People who have developed advanced liver diseases (including cirrhosis) and deteriorating health as a result of hepatitis B or C should be vigilant in protecting themselves from contracting COVID-19 as they are at risk of more serious illness. This includes people who have ongoing health conditions as a result of a previous hepatitis C infection which has been cured.

Will COVID-19 mean any change to treatment and care for hepatitis B or hepatitis C

People living with hepatitis B or C who are currently taking treatment should not change or stop their treatment unless advised to do so by their treating doctor.  People should be aware that recent changes restricting prescriptions to a one-month supply of medications means ensuring you plan and avoid missing doses. There is nothing to suggest that the availability of medications used for hepatitis B or C will be reduced due to COVID-19.

Monitoring your health will continue to be important and access to doctors may vary. Some clinics are establishing telephone consultations but making appointments in advance will be important. You should check with your healthcare provider to see what arrangements they are putting in place. If you have an appointment with your doctor it is good to consider asking your doctor for a liver health check if you have not had one in the last six months.

What can you do to protect yourself if you have hepatitis B or hepatitis C?

People living with hepatitis B or C should use the same protective measures recommended for the general population. Be vigilant and follow the recommended measures to protect yourself against COVID-19. Consult a healthcare provider if in doubt about your risk, especially if you have been around someone who has recently returned from overseas.

People with significant liver disease are recommended to receive vaccinations against influenza and pneumococcal disease. These are funded for people aged 65 and over, and the influenza vaccine is funded for all people with chronic liver disease. Cigarette smoking also increases the risk of severe respiratory illness, and quitting smoking may reduce your chances of complications due to COVID-19.

What should you do if you care for someone who has a chronic health condition or compromised immune system?

If you’re caring for a person who has a chronic health condition or compromised immune system, it’s important to take extra care with handwashing and infection precautions. If you are unwell in any way, it is best to avoid contact with the person while you are unwell.

Providing practical support to people who at higher risk of COVID-19, such as assisting with shopping, collect prescriptions or other errands can also be helpful,.

Check that you have a plan in place to seek help if you or the person you are caring for become unwell. This may include checking in with them more regularly, having access to a phone and important phone numbers handy and ensuring medications are accessible.

Where can you get more information about COVID-19?

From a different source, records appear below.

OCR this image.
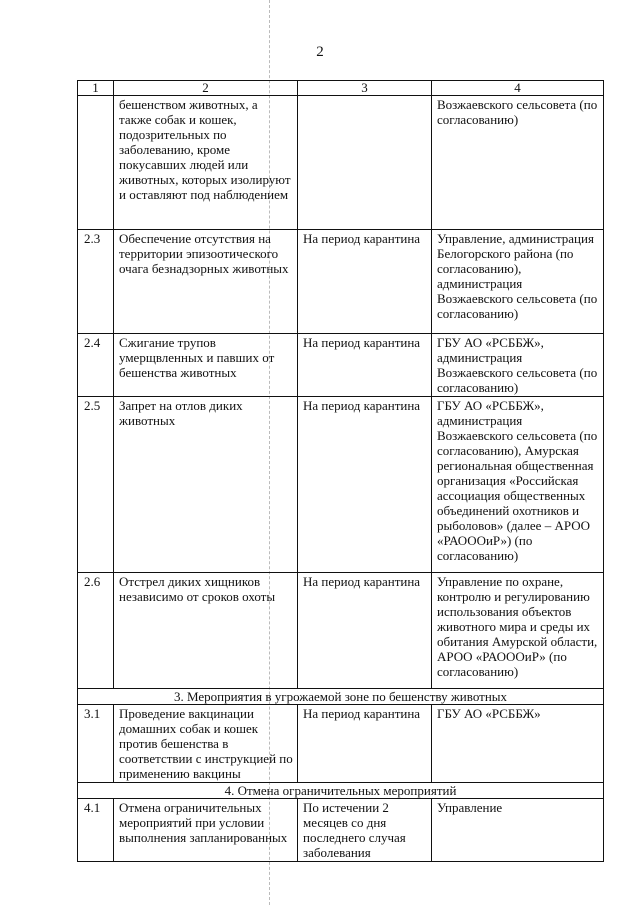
2
1	2	3	4
	бешенством животных, а также собак и кошек, подозрительных по заболеванию, кроме покусавших людей или животных, которых изолируют и оставляют под наблюдением		Возжаевского сельсовета (по согласованию)
2.3	Обеспечение отсутствия на территории эпизоотического очага безнадзорных животных	На период карантина	Управление, администрация Белогорского района (по согласованию), администрация Возжаевского сельсовета (по согласованию)
2.4	Сжигание трупов умерщвленных и павших от бешенства животных	На период карантина	ГБУ АО «РСББЖ», администрация Возжаевского сельсовета (по согласованию)
2.5	Запрет на отлов диких животных	На период карантина	ГБУ АО «РСББЖ», администрация Возжаевского сельсовета (по согласованию), Амурская региональная общественная организация «Российская ассоциация общественных объединений охотников и рыболовов» (далее – АРОО «РАОООиР») (по согласованию)
2.6	Отстрел диких хищников независимо от сроков охоты	На период карантина	Управление по охране, контролю и регулированию использования объектов животного мира и среды их обитания Амурской области, АРОО «РАОООиР» (по согласованию)
3. Мероприятия в угрожаемой зоне по бешенству животных			
3.1	Проведение вакцинации домашних собак и кошек против бешенства в соответствии с инструкцией по применению вакцины	На период карантина	ГБУ АО «РСББЖ»
4. Отмена ограничительных мероприятий			
4.1	Отмена ограничительных мероприятий при условии выполнения запланированных	По истечении 2 месяцев со дня последнего случая заболевания	Управление
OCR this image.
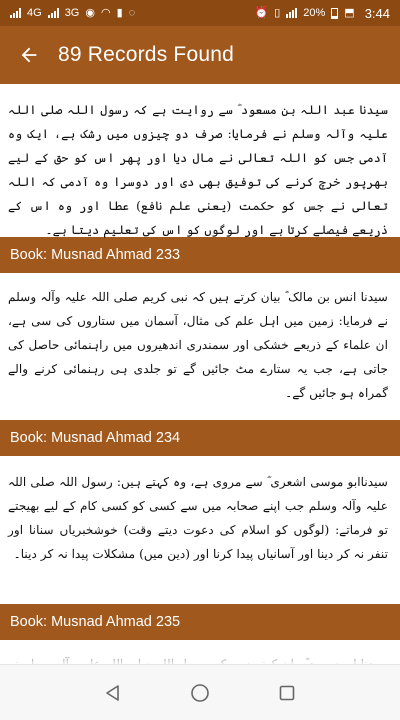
4G 3G ◉ ◠ ▮ ◌	⏰ ▯ 20% ⬒ 3:44
89 Records Found
سیدنا عبد اللہ بن مسعود ؓ سے روایت ہے کہ رسول اللہ صلی اللہ علیہ وآلہ وسلم نے فرمایا: صرف دو چیزوں میں رشک ہے، ایک وہ آدمی جس کو اللہ تعالی نے مال دیا اور پھر اس کو حق کے لیے بھرپور خرچ کرنے کی توفیق بھی دی اور دوسرا وہ آدمی کہ اللہ تعالی نے جس کو حکمت (یعنی علم نافع) عطا اور وہ اس کے ذریعے فیصلے کرتا ہے اور لوگوں کو اس کی تعلیم دیتا ہے۔
Book: Musnad Ahmad 233
سیدنا انس بن مالک ؓ بیان کرتے ہیں کہ نبی کریم صلی اللہ علیہ وآلہ وسلم نے فرمایا: زمین میں اہل علم کی مثال، آسمان میں ستاروں کی سی ہے، ان علماء کے ذریعے خشکی اور سمندری اندھیروں میں راہنمائی حاصل کی جاتی ہے، جب یہ ستارے مٹ جائیں گے تو جلدی ہی رہنمائی کرنے والے گمراہ ہو جائیں گے۔
Book: Musnad Ahmad 234
سیدناابو موسی اشعری ؓ سے مروی ہے، وہ کہتے ہیں: رسول اللہ صلی اللہ علیہ وآلہ وسلم جب اپنے صحابہ میں سے کسی کو کسی کام کے لیے بھیجتے تو فرماتے: (لوگوں کو اسلام کی دعوت دیتے وقت) خوشخبریاں سنانا اور تنفر نہ کر دینا اور آسانیاں پیدا کرنا اور (دین میں) مشکلات پیدا نہ کر دینا۔
Book: Musnad Ahmad 235
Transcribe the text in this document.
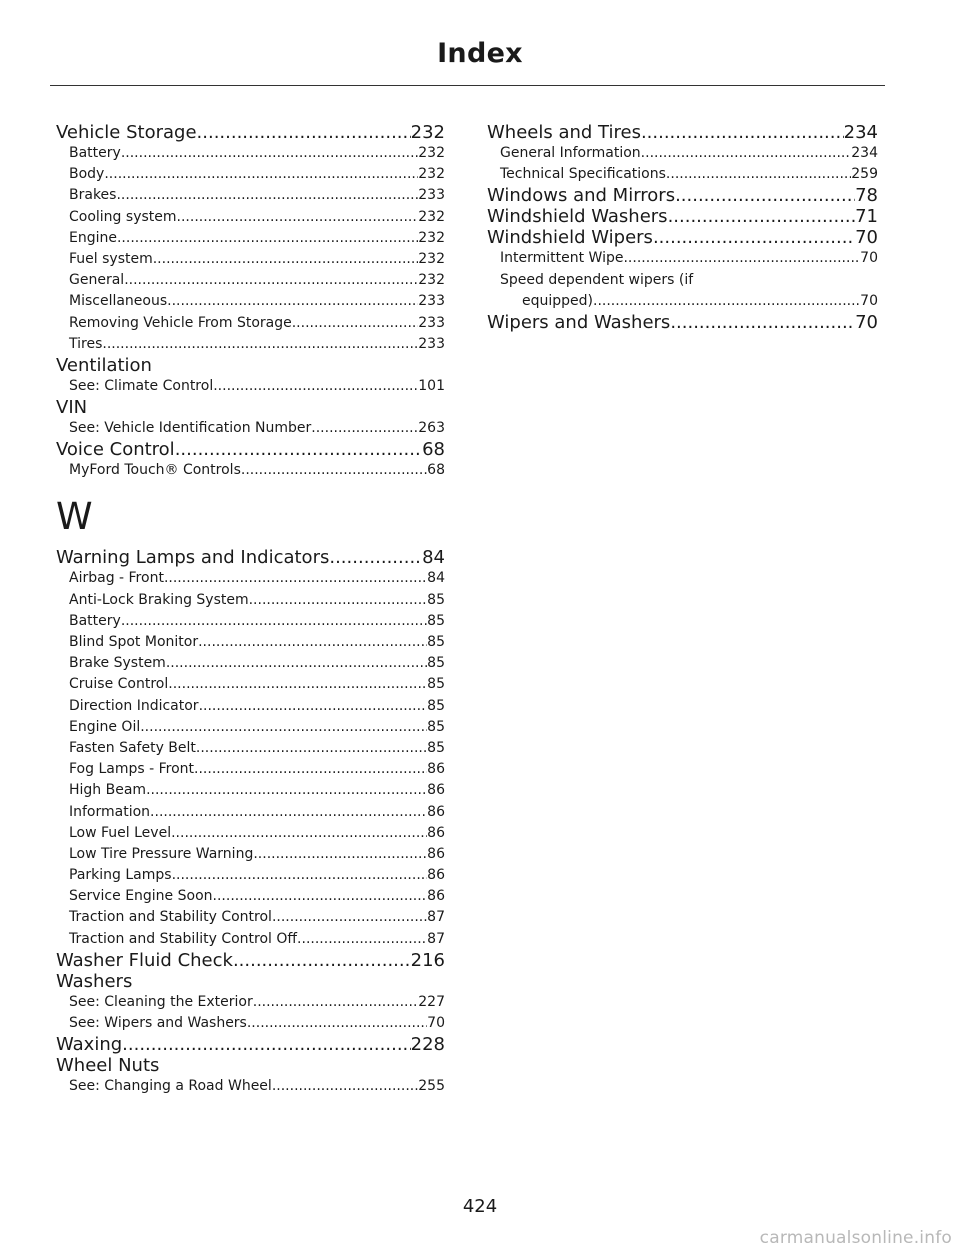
Index
Vehicle Storage .....	232
Battery .....	232
Body .....	232
Brakes .....	233
Cooling system .....	232
Engine .....	232
Fuel system .....	232
General .....	232
Miscellaneous .....	233
Removing Vehicle From Storage .....	233
Tires .....	233
Ventilation
See: Climate Control .....	101
VIN
See: Vehicle Identification Number .....	263
Voice Control .....	68
MyFord Touch® Controls .....	68
W
Warning Lamps and Indicators .....	84
Airbag - Front .....	84
Anti-Lock Braking System .....	85
Battery .....	85
Blind Spot Monitor .....	85
Brake System .....	85
Cruise Control .....	85
Direction Indicator .....	85
Engine Oil .....	85
Fasten Safety Belt .....	85
Fog Lamps - Front .....	86
High Beam .....	86
Information .....	86
Low Fuel Level .....	86
Low Tire Pressure Warning .....	86
Parking Lamps .....	86
Service Engine Soon .....	86
Traction and Stability Control .....	87
Traction and Stability Control Off .....	87
Washer Fluid Check .....	216
Washers
See: Cleaning the Exterior .....	227
See: Wipers and Washers .....	70
Waxing .....	228
Wheel Nuts
See: Changing a Road Wheel .....	255
Wheels and Tires .....	234
General Information .....	234
Technical Specifications .....	259
Windows and Mirrors .....	78
Windshield Washers .....	71
Windshield Wipers .....	70
Intermittent Wipe .....	70
Speed dependent wipers (if
equipped) .....	70
Wipers and Washers .....	70
424
carmanualsonline.info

You can get additional information about the coronavirus on the healthdirect website: www.healthdirect.gov.au/coronavirus


[i] Close contact includes face-to-face contact, being in an enclosed space with someone for an extended period of time, or contact with a person’s blood or bodily fluids.

References:

  1. Department of Health. (2020, March 17). Coronavirus (COVID-19). Retrieved from Australian Government Department of Health: health.gov.au/health-topics/novel-coronavirus-2019-ncov [Accessed 18 March 2020]
  2. Department of Health. (2020, March 17). What you need to know about coronavirus (COVID-19). Retrieved from Australian Government Department of Health: health.gov.au/news/health-alerts/novel-coronavirus-2019-ncov-health-alert/what-you-need-to-know-about-coronavirus-covid-19#protect-yourself-and-others [Accessed 18 March 2020]
  3. (2020, March 19). COVID-19 BBV and STI Sector Briefing Webinar. Retrieved from ASHM: https://www.ashm.org.au/covid-19/ [Accessed 19 March 2020]

This factsheet was reviewed by the Doherty Institute on 6 March 2020 and updated by Hepatitis Australia on 20 March 2020 following the BBV/STI sector briefing on COVID-19. Hepatitis Australia encourages all readers to seek independent medical advice.